The communication department offers the special topics class that focuses on the important relationship between the Kentucky Derby and the media as well as the race’s historical importance to Louisville.
A devout horse racing fan, Reed has missed covering only two Kentucky Derby races since 1966 and is considered to be one of the most knowledgeable and experienced writers when it comes to the race.
“I hope the students learn about how the Derby got to be the world’s most famous horse race and why it’s important to our history and culture in Kentucky,” Reed said of the class.
Junior Megan Devine is among his students. She said she expects to increase her knowledge of the history of the “greatest two minutes in sports.”

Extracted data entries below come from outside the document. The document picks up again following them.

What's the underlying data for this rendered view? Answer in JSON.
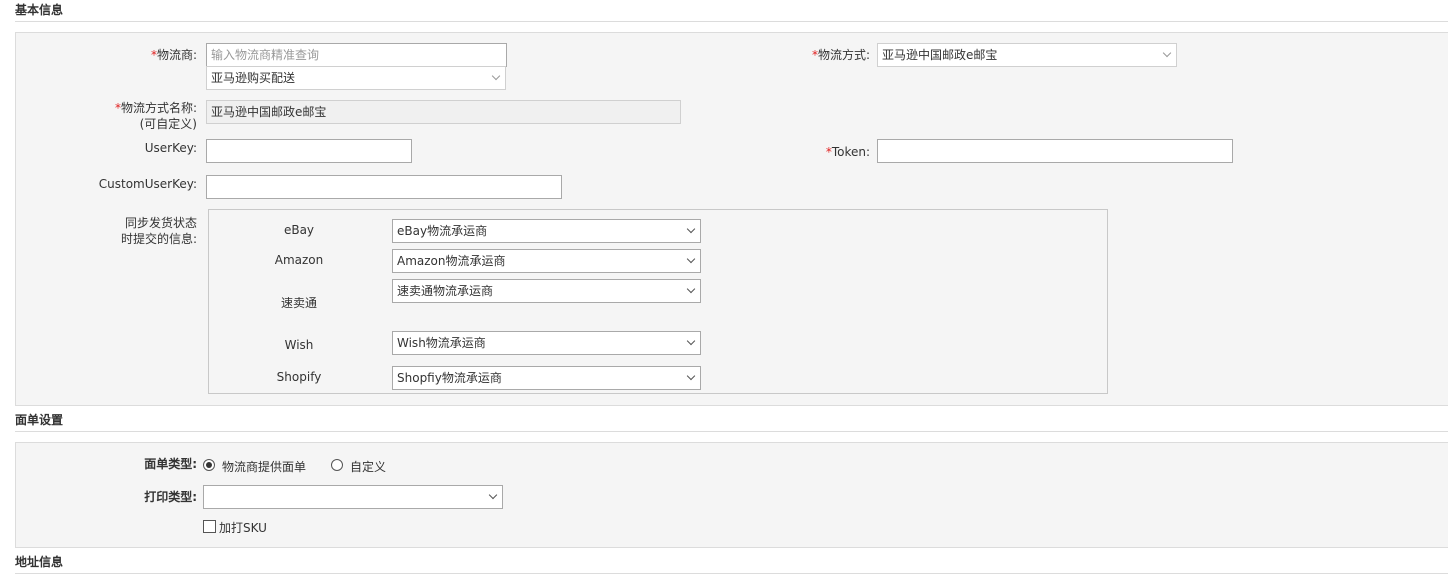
{
  "sections": {
    "basic": "基本信息",
    "label_settings": "面单设置",
    "address": "地址信息"
  },
  "basic": {
    "carrier": {
      "required_mark": "*",
      "label": "物流商:",
      "search_placeholder": "输入物流商精准查询",
      "selected": "亚马逊购买配送"
    },
    "method": {
      "required_mark": "*",
      "label": "物流方式:",
      "selected": "亚马逊中国邮政e邮宝"
    },
    "method_name": {
      "required_mark": "*",
      "label": "物流方式名称:",
      "label_sub": "(可自定义)",
      "value": "亚马逊中国邮政e邮宝"
    },
    "userkey": {
      "label": "UserKey:",
      "value": ""
    },
    "token": {
      "required_mark": "*",
      "label": "Token:",
      "value": ""
    },
    "custom_userkey": {
      "label": "CustomUserKey:",
      "value": ""
    },
    "sync": {
      "label_line1": "同步发货状态",
      "label_line2": "时提交的信息:",
      "platforms": [
        {
          "name": "eBay",
          "selected": "eBay物流承运商"
        },
        {
          "name": "Amazon",
          "selected": "Amazon物流承运商"
        },
        {
          "name": "速卖通",
          "selected": "速卖通物流承运商"
        },
        {
          "name": "Wish",
          "selected": "Wish物流承运商"
        },
        {
          "name": "Shopify",
          "selected": "Shopfiy物流承运商"
        }
      ]
    }
  },
  "label_settings": {
    "type_label": "面单类型:",
    "options": [
      "物流商提供面单",
      "自定义"
    ],
    "selected_option": "物流商提供面单",
    "print_label": "打印类型:",
    "print_value": "",
    "add_sku": "加打SKU",
    "add_sku_checked": false
  }
}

“I love the class! We have been able to learn so much about the history of this amazing event,” said Devine, who described her love for the Kentucky Derby as perhaps being greater than her love for Christmas. “The class can provide a once-in-a-lifetime opportunity to learn so much about the Kentucky Derby from Billy Reed.”

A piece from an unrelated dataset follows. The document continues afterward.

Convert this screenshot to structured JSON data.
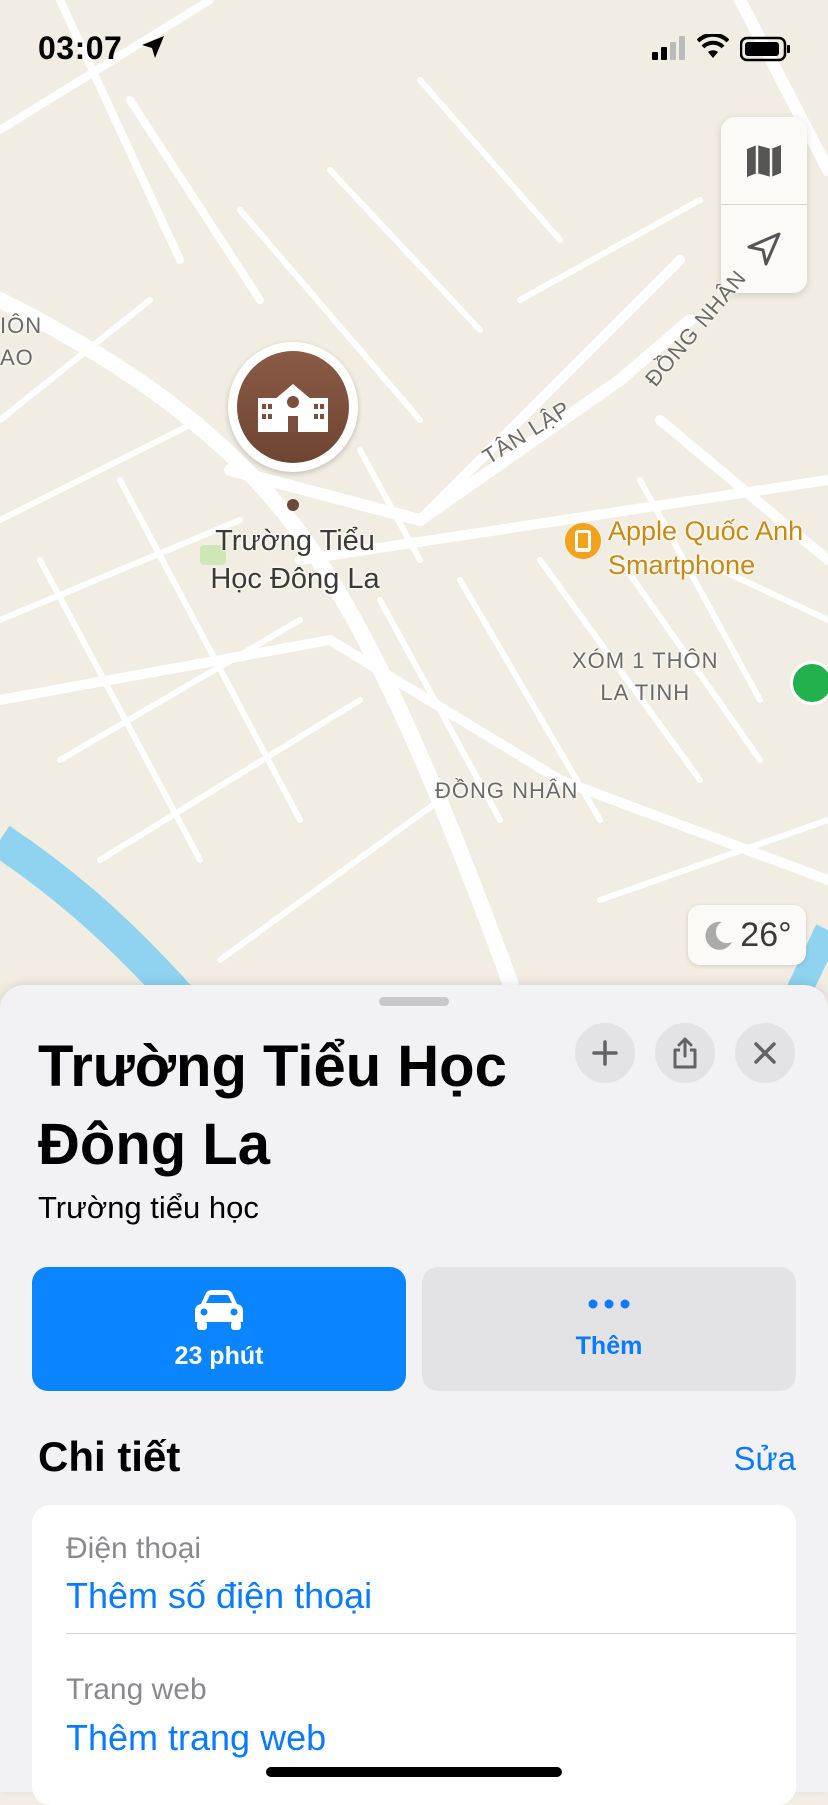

While students will benefit from Reed’s expertise on horse racing, he brings more than his knowledge to the class. Guest speakers from the horse racing and media worlds share their experiences and knowledge with students. Among them are such notable writers as Tim Sullivan, Craig Ewing and Jennie Rees from the Courier-Journal as well as Darren Rogers of Churchill Downs and Angie Fenton of The Voice-Tribune. Students also will take a field trip to the Kentucky Derby Museum.
This isn’t Reed’s first go-round in the teaching world. His past experience includes teaching at UofL and at Indiana University and running the Academy for Character in Sport at Georgetown College.
Reed has worked for many publications, including the Courier-Journal in Louisville, the Lexington Herald-Leader and Sports Illustrated; and he has contributed to many books about horse racing.
He also was a strong contributor to the development of the Equine Industry program at UofL’s College of Business, helping to start the program alongside then-Dean Robert Taylor in the late 1980s.